Изменить размер шрифта - +
Никакого значения для меня это не имело; я был готов действовать и в присутствии секретаря.

Лобст сидел, не шевелясь и даже не пытаясь протянуть руку к ящику стола, и я не спеша направился к нему. Министр хотел было встать, но я подскочил к нему и ребром ладони ударил по шее с таким расчетом, чтобы он ненадолго потерял сознание. Потом я запер дверь на ключ, вернулся к столу и сел на уголок.

– Ну-с, Цоссен, – начал я, – я хочу знать все.

Цоссен моргал, пытаясь угрожающе смотреть на меня, на большее он был явно не способен, будучи человеком, не желающим унижать себя “грязной работой”. Он только отдавал приказы и подписывал бумаги, а работать были обязаны его подчиненные.

– А мне доложили, что вы убиты, – пробормотал Цоссен, постепенно приходя в себя.

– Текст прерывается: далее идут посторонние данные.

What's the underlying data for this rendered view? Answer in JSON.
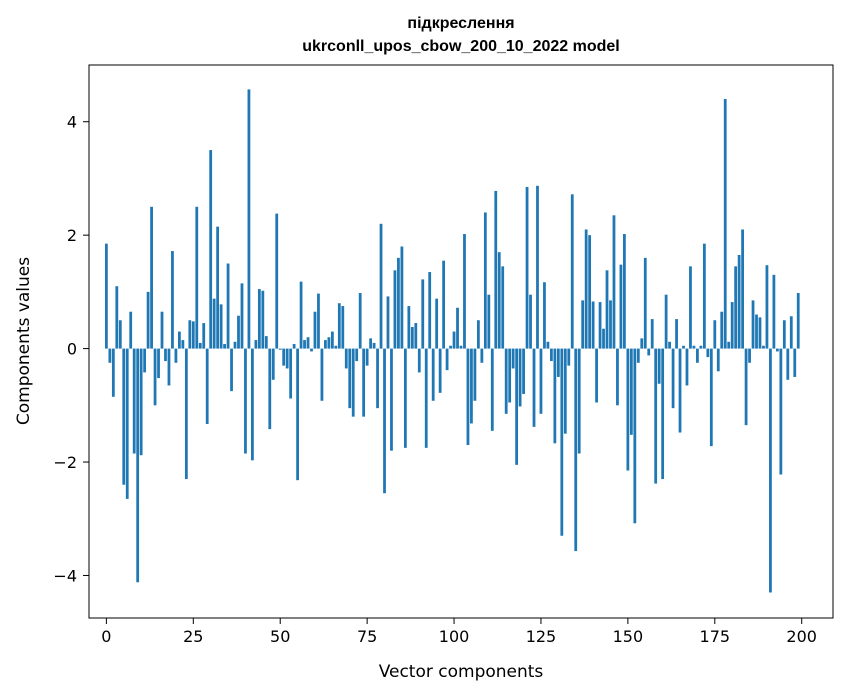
{
  "chart_data": {
    "type": "bar",
    "title_line1": "підкреслення",
    "title_line2": "ukrconll_upos_cbow_200_10_2022 model",
    "xlabel": "Vector components",
    "ylabel": "Components values",
    "xlim": [
      -5,
      209
    ],
    "ylim": [
      -4.75,
      5.0
    ],
    "xticks": [
      0,
      25,
      50,
      75,
      100,
      125,
      150,
      175,
      200
    ],
    "yticks": [
      -4,
      -2,
      0,
      2,
      4
    ],
    "ytick_labels": [
      "−4",
      "−2",
      "0",
      "2",
      "4"
    ],
    "bar_color": "#1f77b4",
    "x": [
      0,
      1,
      2,
      3,
      4,
      5,
      6,
      7,
      8,
      9,
      10,
      11,
      12,
      13,
      14,
      15,
      16,
      17,
      18,
      19,
      20,
      21,
      22,
      23,
      24,
      25,
      26,
      27,
      28,
      29,
      30,
      31,
      32,
      33,
      34,
      35,
      36,
      37,
      38,
      39,
      40,
      41,
      42,
      43,
      44,
      45,
      46,
      47,
      48,
      49,
      50,
      51,
      52,
      53,
      54,
      55,
      56,
      57,
      58,
      59,
      60,
      61,
      62,
      63,
      64,
      65,
      66,
      67,
      68,
      69,
      70,
      71,
      72,
      73,
      74,
      75,
      76,
      77,
      78,
      79,
      80,
      81,
      82,
      83,
      84,
      85,
      86,
      87,
      88,
      89,
      90,
      91,
      92,
      93,
      94,
      95,
      96,
      97,
      98,
      99,
      100,
      101,
      102,
      103,
      104,
      105,
      106,
      107,
      108,
      109,
      110,
      111,
      112,
      113,
      114,
      115,
      116,
      117,
      118,
      119,
      120,
      121,
      122,
      123,
      124,
      125,
      126,
      127,
      128,
      129,
      130,
      131,
      132,
      133,
      134,
      135,
      136,
      137,
      138,
      139,
      140,
      141,
      142,
      143,
      144,
      145,
      146,
      147,
      148,
      149,
      150,
      151,
      152,
      153,
      154,
      155,
      156,
      157,
      158,
      159,
      160,
      161,
      162,
      163,
      164,
      165,
      166,
      167,
      168,
      169,
      170,
      171,
      172,
      173,
      174,
      175,
      176,
      177,
      178,
      179,
      180,
      181,
      182,
      183,
      184,
      185,
      186,
      187,
      188,
      189,
      190,
      191,
      192,
      193,
      194,
      195,
      196,
      197,
      198,
      199
    ],
    "values": [
      1.85,
      -0.25,
      -0.85,
      1.1,
      0.5,
      -2.4,
      -2.65,
      0.65,
      -1.85,
      -4.12,
      -1.88,
      -0.42,
      1.0,
      2.5,
      -1.0,
      -0.52,
      0.65,
      -0.22,
      -0.65,
      1.72,
      -0.25,
      0.3,
      0.15,
      -2.3,
      0.5,
      0.48,
      2.5,
      0.1,
      0.45,
      -1.33,
      3.5,
      0.88,
      2.15,
      0.78,
      0.08,
      1.5,
      -0.75,
      0.12,
      0.58,
      1.15,
      -1.85,
      4.57,
      -1.97,
      0.15,
      1.05,
      1.02,
      0.22,
      -1.42,
      -0.55,
      2.38,
      -0.02,
      -0.3,
      -0.35,
      -0.88,
      0.08,
      -2.32,
      1.18,
      0.15,
      0.2,
      -0.05,
      0.65,
      0.97,
      -0.92,
      0.15,
      0.2,
      0.3,
      0.05,
      0.8,
      0.75,
      -0.35,
      -1.05,
      -1.2,
      -0.22,
      0.98,
      -1.2,
      -0.3,
      0.18,
      0.1,
      -1.05,
      2.2,
      -2.55,
      0.92,
      -1.8,
      1.38,
      1.6,
      1.8,
      -1.75,
      0.75,
      0.38,
      0.45,
      -0.42,
      1.22,
      -1.75,
      1.35,
      -0.92,
      0.88,
      -0.78,
      1.55,
      -0.38,
      0.05,
      0.3,
      0.72,
      0.05,
      2.02,
      -1.7,
      -1.32,
      -0.92,
      0.5,
      -0.25,
      2.4,
      0.95,
      -1.45,
      2.78,
      1.7,
      1.45,
      -1.15,
      -0.95,
      -0.35,
      -2.05,
      -1.02,
      -0.8,
      2.85,
      0.95,
      -1.38,
      2.87,
      -1.15,
      1.17,
      0.12,
      -0.22,
      -1.67,
      -0.5,
      -3.3,
      -1.5,
      -0.3,
      2.72,
      -3.57,
      -1.85,
      0.85,
      2.1,
      2.0,
      0.83,
      -0.95,
      0.82,
      0.35,
      1.38,
      0.85,
      2.35,
      -1.0,
      1.48,
      2.02,
      -2.15,
      -1.52,
      -3.08,
      -0.25,
      0.18,
      1.6,
      -0.12,
      0.52,
      -2.38,
      -0.62,
      -2.3,
      0.95,
      0.12,
      -1.05,
      0.52,
      -1.48,
      0.05,
      -0.65,
      1.45,
      0.05,
      -0.25,
      0.05,
      1.85,
      -0.15,
      -1.72,
      0.5,
      -0.4,
      0.65,
      4.4,
      0.12,
      0.82,
      1.45,
      1.65,
      2.1,
      -1.35,
      -0.25,
      0.85,
      0.6,
      0.55,
      0.05,
      1.47,
      -4.3,
      1.3,
      -0.05,
      -2.22,
      0.5,
      -0.55,
      0.57,
      -0.5,
      0.98
    ]
  }
}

Я долго смотрел ему в лицо, не только жестокое, но и жадное. Это было хищное лицо с внимательными, жаждущими добычи глазами и длинными тонкими губами, растянутыми, подобно латинской букве «Н», между надутыми щеками. В штаб-квартире “Феникса” в Грюневальде я опознал его не по лицу, а по походке, когда он вышел из-за стола и направился к карте.

Это лицо могло принимать и еще одно обличье – третье, и я видел его на страницах газет, когда министр федерального правительства Эрнст Лобст выступал с какой-нибудь речью или встречал иностранного посла на Темпльхофском аэродроме. Поэтому-то я знал, где его искать.

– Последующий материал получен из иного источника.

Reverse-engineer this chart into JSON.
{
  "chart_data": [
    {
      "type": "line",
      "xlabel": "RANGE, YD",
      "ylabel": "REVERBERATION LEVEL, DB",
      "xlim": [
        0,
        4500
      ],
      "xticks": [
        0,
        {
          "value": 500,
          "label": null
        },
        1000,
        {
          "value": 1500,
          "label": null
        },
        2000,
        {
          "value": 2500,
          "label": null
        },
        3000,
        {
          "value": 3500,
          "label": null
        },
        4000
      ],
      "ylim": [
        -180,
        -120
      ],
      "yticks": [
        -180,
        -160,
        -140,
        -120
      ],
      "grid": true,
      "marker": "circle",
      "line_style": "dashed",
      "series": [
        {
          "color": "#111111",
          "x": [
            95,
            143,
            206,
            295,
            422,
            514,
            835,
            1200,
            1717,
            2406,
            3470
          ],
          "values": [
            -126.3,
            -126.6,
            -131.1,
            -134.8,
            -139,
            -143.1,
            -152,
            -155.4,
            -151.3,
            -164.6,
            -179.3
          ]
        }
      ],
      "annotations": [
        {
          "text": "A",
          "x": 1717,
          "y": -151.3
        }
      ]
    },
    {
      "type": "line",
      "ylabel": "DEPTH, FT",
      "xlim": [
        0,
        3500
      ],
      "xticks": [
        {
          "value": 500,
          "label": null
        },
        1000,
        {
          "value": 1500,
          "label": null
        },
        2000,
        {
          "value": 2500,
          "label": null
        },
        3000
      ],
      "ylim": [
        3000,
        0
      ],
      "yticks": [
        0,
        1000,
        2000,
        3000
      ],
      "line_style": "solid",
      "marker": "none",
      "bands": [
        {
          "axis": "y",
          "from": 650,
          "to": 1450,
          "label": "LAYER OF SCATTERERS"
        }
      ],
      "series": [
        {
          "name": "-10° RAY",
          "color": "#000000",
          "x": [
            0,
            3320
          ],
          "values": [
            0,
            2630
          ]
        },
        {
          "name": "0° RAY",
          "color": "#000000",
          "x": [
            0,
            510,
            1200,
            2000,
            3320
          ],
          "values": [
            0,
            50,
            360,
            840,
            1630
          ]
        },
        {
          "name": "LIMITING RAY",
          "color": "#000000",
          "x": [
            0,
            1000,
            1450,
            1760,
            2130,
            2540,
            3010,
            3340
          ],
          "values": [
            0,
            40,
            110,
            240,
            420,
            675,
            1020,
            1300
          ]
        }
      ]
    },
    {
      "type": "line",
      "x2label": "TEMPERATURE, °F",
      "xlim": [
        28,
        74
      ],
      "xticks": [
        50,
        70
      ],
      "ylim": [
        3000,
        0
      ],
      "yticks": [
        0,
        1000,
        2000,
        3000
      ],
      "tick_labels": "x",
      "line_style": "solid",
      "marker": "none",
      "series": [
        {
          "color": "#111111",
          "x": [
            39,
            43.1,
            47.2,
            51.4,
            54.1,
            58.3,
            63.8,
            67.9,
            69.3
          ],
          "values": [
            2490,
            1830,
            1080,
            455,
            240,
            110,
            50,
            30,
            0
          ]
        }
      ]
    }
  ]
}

Я явился к нему, чтобы помешать скрыться после того, как он узнает об обыске в штаб-квартире “Феникса”. Я пришел, чтобы заставить рассказать все на тот случай, если разгромить центр “Феникса” не удастся. Я пришел во имя тех трехсот безымянных мучеников, которым он когда-то сказал: “Некогда… Я хочу поспеть в Брюкнервальд к обеду”.

Цоссен полностью пришел в себя и не спускал с меня глаз. Я велел ему позвонить секретарю по телефону и запретить беспокоить в течение часа. Как только он поднял трубку, я тихо предупредил:

– Двери заперты на ключ. Если вы позовете кого-нибудь на помощь, у меня все же будет около минуты, пока им удастся выломать дверь, а за шестьдесят секунд я могу сделать многое с вами. Учтите это и будьте осторожны.

Пока Цоссен разговаривал с секретарем, я почувствовал, что во мне поднимается раздражение против него за его беспомощность сейчас. Однако я тут же сказал себе, что должен помнить о мучениках Брюкнервальда и сделать то, ради чего пришел.

Он положил трубку телефона, и я сказал:

– Ну, а теперь вы расскажете мне все. Слышите – все!

 

Десяти еще не было, когда я вышел из кабинета министра федерального правительства; наша “беседа” окончилась несколько раньше, чем я предполагал. Оружия у меня с собой не было, но в подобных случаях мы не щепетильны в выборе средств для достижения цели. Цоссен продержался минут двадцать, а потом не выдержал и в конце концов рассказал все.

По дороге на Унтер-ден-Эйхен я позвонил Штеттнеру.

– У меня есть для вас кое-что, – сообщил я. Штеттнер даже не удивился, когда я назвал ему фамилию. На учете крупных военных преступников в комиссии “Зет” состояли и другие министры федерального правительства.

– Сейчас же приеду за ним, – сообщил он.

Я знал, что Штеттнер не арестует Цоссена; теперь к нему следовало послать людей из морга, но для порядка требовалось как-то зафиксировать, что, уходя из кабинета министра, я видел его живым.

 

Я застал Поля в резидентуре; увидев меня так рано, он встревожился – сейчас не было еще и половины одиннадцатого, а я выпросил себе время до полудня.

– Что-нибудь не так?

– Все в порядке, – ответил я. – Приготовьте магнитофон.

Каждый исподтишка посматривал на меня, но я не подымал глаз; все они основательно надоели мне.